The Central Bank of Nigeria Friday ruled out further depreciation of the Nigerian currency the Naira, pleading the need to safeguard the economy.
One of the effects of the decline in crude oil prices is undue pressure on the a Naira, which had resulted in a cocktail of measures by the CBN to bolster the ccurrency.
The financial sector regulato said its decision not to undertake a further devaluation of the naira was borne out of the need to expose the Nigerian economy to further the shocks and negative impact the depreciation will have on the economy.
The CBN, in a reaction to an article in the Economist Magazine, said that the it does not panic and will not take desperate measures to satisfy few misguided interests in the market. The statement was signed by its Director, Corporate Communications, Mr. Ibrahim Mu’azu.
Mu’azu, in the statement, said the article ignored the fact that the exchange rate is simply a price that is essentially determined by the forces of supply and demand.
He said further that the CBN believes that the 48 per cent decline in oil prices may not be transitory and made bold policy changes including closure of the subsidised Official Foreign Exchange (Forex) Window, which resulted in a 22 per cent depreciation in the currency, the Naira.
According to him, “Because the Nigerian economy is heavily dependent on imports and the exchange rate pass-through to inflation is high, we believe that this adjustment is optimal at this time.
“Contrary to the article’s argument, adjustments to a sharp decline in supply of US Dollars cannot all be borne by an indeterminate depreciation, without considering the full impact on the Nigerian economy.
“The demand side also has to be considered, not just in response to the pressure on the Naira but as an opportunity to change the economy’s structure, resuscitate local manufacturing, and expand job creation for our citizens.
“Take rice imports, for example: why should we keep allocating scarce forex to rice importers when vast amounts of paddy rice of comparable quality produced by poor hardworking local farmers across the rice belts of Nigeria are wasted, and farmers are falling deeper into poverty while we export their jobs and income to rice producing countries?
“Few decades ago, Nigeria was one of the world’s largest producers of palm oil but today we import nearly 600,000 Metric Tonnes while Indonesia and Malaysia combine to export over 90 percent of global demand.”
The CBN spokesman added that under the present circumstances, the CBN will do the little it can, through the introduction of huge subsidies, to protect the jobs and incomes of local farmers, using some of the same principles western economies used to justify the protection of their farmers.
He blamed Nigeria’s woes in the face of dwindling oil income to the proclivity of Nigerians to import of goods and services.
For him, Nigeria cannot attain its full potentials by importing anything and everything.
He said that for a long while now, the quest for importation has significantly weakened the operating capacities of industries in the country.
Muazu said that.
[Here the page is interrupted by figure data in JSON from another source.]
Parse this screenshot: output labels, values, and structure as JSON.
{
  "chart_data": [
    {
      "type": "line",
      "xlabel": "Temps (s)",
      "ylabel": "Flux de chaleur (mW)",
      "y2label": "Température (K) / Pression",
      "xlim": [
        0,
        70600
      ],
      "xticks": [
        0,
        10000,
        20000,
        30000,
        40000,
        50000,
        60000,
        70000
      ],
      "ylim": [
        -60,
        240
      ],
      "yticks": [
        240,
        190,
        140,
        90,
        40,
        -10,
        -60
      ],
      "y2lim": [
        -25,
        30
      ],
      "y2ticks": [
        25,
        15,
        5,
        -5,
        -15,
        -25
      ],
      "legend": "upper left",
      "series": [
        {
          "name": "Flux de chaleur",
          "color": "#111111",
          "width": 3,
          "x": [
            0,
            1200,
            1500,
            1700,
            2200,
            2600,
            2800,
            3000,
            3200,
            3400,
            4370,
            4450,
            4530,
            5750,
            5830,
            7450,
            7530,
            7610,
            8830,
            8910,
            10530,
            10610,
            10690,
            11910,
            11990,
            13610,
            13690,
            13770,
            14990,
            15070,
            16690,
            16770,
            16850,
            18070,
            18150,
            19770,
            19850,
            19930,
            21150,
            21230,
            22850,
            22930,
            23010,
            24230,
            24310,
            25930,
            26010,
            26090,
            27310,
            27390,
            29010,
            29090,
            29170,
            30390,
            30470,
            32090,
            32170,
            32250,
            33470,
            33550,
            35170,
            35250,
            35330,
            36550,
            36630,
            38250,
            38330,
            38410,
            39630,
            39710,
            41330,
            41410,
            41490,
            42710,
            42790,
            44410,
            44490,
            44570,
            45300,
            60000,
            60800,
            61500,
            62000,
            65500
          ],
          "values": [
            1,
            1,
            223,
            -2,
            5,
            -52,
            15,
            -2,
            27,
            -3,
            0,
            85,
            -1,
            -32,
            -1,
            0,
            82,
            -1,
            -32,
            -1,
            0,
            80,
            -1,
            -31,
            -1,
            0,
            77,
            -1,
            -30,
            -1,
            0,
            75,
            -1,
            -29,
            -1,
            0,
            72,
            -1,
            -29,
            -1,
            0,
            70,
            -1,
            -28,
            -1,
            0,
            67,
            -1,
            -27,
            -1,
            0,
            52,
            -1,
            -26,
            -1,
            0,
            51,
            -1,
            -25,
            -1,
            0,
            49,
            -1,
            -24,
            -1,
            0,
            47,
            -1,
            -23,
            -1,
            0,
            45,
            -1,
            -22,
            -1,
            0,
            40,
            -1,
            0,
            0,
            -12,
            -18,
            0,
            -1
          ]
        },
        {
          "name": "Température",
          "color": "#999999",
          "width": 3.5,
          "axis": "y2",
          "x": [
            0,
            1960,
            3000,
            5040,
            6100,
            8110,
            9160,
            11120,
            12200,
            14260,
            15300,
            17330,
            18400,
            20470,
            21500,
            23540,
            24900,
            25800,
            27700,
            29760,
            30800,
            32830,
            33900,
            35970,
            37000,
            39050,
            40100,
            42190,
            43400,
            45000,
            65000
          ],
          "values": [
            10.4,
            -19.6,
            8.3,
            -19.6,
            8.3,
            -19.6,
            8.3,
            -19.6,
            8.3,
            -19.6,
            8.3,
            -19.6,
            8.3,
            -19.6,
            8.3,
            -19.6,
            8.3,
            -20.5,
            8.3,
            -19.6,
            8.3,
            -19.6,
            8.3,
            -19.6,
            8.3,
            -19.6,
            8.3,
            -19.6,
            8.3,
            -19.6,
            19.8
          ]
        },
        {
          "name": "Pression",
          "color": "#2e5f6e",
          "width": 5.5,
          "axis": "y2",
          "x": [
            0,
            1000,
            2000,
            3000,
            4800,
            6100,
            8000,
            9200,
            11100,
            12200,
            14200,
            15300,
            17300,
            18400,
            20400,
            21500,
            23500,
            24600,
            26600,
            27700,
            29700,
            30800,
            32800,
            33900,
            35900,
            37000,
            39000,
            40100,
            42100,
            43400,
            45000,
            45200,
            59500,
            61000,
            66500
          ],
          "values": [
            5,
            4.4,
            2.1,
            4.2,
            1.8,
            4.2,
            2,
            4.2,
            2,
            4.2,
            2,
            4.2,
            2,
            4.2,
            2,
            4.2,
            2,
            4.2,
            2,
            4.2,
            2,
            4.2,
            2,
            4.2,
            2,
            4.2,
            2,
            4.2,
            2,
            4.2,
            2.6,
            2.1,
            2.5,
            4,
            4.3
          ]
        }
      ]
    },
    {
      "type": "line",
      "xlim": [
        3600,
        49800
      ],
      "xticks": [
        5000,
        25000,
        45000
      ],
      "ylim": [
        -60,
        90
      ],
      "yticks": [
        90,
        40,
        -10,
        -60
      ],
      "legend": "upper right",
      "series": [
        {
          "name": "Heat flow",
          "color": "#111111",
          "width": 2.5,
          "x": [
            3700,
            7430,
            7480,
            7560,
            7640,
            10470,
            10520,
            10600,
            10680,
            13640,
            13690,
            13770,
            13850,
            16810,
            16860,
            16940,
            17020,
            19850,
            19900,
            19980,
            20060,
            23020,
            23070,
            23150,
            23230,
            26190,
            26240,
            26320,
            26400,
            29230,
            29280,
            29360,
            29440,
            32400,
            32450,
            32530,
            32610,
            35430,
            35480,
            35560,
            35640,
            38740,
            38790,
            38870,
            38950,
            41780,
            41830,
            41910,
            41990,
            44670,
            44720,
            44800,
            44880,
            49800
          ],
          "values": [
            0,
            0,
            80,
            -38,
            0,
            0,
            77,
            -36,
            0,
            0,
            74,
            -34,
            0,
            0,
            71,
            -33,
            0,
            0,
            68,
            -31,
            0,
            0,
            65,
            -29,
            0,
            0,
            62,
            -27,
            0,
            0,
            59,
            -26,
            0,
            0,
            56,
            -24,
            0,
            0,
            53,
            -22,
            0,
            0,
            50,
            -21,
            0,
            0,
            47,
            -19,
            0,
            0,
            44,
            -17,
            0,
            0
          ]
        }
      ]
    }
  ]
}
Nigeria is grappling with its share of the aftermath of the oil price decline, noting that despite the challenges, Nigeria’s economic fundamentals remain strong.
Inflation, according to him, is still within the CBN’s single-digit band, the exchange rate has stabilized around N197 per US Dollar for the last five months, GDP expanded by four per cent in the first quarter of 2015, and 469,070 new jobs were created in the same quarter.
“But now is a good opportunity to begin a reversal. Although the article hastily derides this idea as lacking in economic foundations, it is the same principles upon which many other countries do not allow importation of certain products, the CBN spokesman said.
Dwelling more on the wrong premise of the articles, the bank disagreed with the article’s postulation that the CBN should adjust to reflect the current parallel market rate.
It wondered why was this suggestion not made in the week following the inauguration of President Buhari when the same rate fell sharply to under N190 per Dollar.
According to the statement, “Furthermore, it appears condescending to suggest that the list of items seemed “to have been drawn up by someone wandering around a house and a building site”. On the contrary, items were only included after thorough and exhaustive discussions at the highest policymaking body of the Bank, with the strategic national interest of Nigeria.
“With ingenuity and productiveness, we believe that Nigerians will seize this opportunity and use it for the greater good of the country. As we transition into a new administration in Nigeria, we must continue to ensure policy stability at all times.”